How did Goldman Sachs’ top Apple analyst become the Street’s doomsayer-in-chief?
From a note to clients that landed on my desktop last Friday:
CAICT data for November handset shipments in China came in weak again with overall shipments at 29.6m down 15% Y/Y, but up 13% M/M. Within that, shipments from international brands (we believe a majority were likely from Apple) were 6.9m in November (+99% Y/Y and +18% Q/Q), up from 1.8m/5.8m units in Sept/Oct.
We remind investors that the iPhone 12 & 12 Pro became available on Oct 30, whereas the iPhone 12 mini & 12 Pro Max began available on Nov 13. The aggregate of international brands shipments for the past 3 months to November was 14.5m units which is only flat Y/Y.
This is in the context of what we believe are consensus expectations for higher Apple growth in China driven by 5G adoption. In our opinion, the overall market weakness that we continue to see in China may be beginning to translate into higher end demand stagnation at Apple.

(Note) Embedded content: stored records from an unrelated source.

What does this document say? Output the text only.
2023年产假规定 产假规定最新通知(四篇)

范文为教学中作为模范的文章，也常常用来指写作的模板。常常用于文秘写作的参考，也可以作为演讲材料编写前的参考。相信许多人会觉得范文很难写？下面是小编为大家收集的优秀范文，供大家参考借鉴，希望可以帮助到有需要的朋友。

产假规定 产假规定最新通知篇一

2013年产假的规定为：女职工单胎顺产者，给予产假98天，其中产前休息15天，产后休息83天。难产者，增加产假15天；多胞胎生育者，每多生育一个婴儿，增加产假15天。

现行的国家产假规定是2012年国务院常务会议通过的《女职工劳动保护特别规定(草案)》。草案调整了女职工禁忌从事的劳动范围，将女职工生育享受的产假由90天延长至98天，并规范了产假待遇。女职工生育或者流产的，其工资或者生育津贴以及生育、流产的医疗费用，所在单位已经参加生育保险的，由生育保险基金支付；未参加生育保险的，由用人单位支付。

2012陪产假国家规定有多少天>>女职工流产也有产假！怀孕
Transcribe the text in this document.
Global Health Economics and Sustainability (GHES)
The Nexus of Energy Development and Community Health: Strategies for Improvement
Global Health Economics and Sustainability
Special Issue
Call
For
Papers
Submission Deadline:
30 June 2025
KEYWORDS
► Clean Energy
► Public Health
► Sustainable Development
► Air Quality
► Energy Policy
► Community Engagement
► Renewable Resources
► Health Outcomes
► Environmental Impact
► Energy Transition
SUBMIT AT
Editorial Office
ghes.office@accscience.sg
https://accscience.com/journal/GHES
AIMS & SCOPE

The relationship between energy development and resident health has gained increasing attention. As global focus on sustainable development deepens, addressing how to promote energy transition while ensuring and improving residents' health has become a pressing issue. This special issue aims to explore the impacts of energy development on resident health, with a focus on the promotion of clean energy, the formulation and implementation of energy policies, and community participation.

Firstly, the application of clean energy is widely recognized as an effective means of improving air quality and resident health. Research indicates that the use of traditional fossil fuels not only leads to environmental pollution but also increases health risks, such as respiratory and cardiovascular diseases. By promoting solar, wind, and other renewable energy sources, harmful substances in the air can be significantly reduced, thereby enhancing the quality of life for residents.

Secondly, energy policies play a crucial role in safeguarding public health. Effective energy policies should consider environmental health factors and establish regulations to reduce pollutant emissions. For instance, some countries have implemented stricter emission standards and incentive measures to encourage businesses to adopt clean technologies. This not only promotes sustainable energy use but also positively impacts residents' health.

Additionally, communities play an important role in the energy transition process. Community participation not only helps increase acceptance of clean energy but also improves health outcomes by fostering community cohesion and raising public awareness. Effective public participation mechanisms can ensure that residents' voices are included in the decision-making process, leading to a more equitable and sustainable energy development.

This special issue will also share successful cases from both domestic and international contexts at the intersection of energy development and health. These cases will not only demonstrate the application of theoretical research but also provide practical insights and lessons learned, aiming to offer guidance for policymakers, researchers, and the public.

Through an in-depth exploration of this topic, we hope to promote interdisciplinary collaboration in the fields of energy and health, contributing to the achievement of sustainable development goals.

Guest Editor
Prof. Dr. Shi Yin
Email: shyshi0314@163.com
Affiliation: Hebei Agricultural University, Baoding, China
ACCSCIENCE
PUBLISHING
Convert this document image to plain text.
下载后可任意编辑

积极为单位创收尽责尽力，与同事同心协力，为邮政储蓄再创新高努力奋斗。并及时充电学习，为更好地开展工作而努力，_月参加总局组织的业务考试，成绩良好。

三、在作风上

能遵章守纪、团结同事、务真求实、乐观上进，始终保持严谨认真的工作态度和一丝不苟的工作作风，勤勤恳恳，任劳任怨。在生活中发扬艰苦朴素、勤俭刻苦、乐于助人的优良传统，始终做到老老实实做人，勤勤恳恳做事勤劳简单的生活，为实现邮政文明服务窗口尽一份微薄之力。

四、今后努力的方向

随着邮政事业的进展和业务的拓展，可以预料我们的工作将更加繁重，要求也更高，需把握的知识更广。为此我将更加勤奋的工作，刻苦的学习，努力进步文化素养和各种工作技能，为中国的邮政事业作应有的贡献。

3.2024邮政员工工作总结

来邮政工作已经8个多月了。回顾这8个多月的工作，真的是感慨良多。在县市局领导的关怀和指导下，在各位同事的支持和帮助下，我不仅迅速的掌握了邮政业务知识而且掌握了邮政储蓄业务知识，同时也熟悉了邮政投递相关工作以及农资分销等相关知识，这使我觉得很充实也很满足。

We also note that lower end market strength in China is important for absorption of refurbished/2nd hand iPhones which could have a negative effect on device resale pricing and the trade-in value that new iPhone buyers experience.
Maintains Sell rating and (soaking wet) $75 price target.
Cue Exhibits 4 and 5 (click to enlarge):
My take: This note, which slipped by me last week, is the fourth I’ve seen based on the same Chinese government data. It’s the only one that found, in a 99% Y/Y bump, a negative effect on iPhone resale values.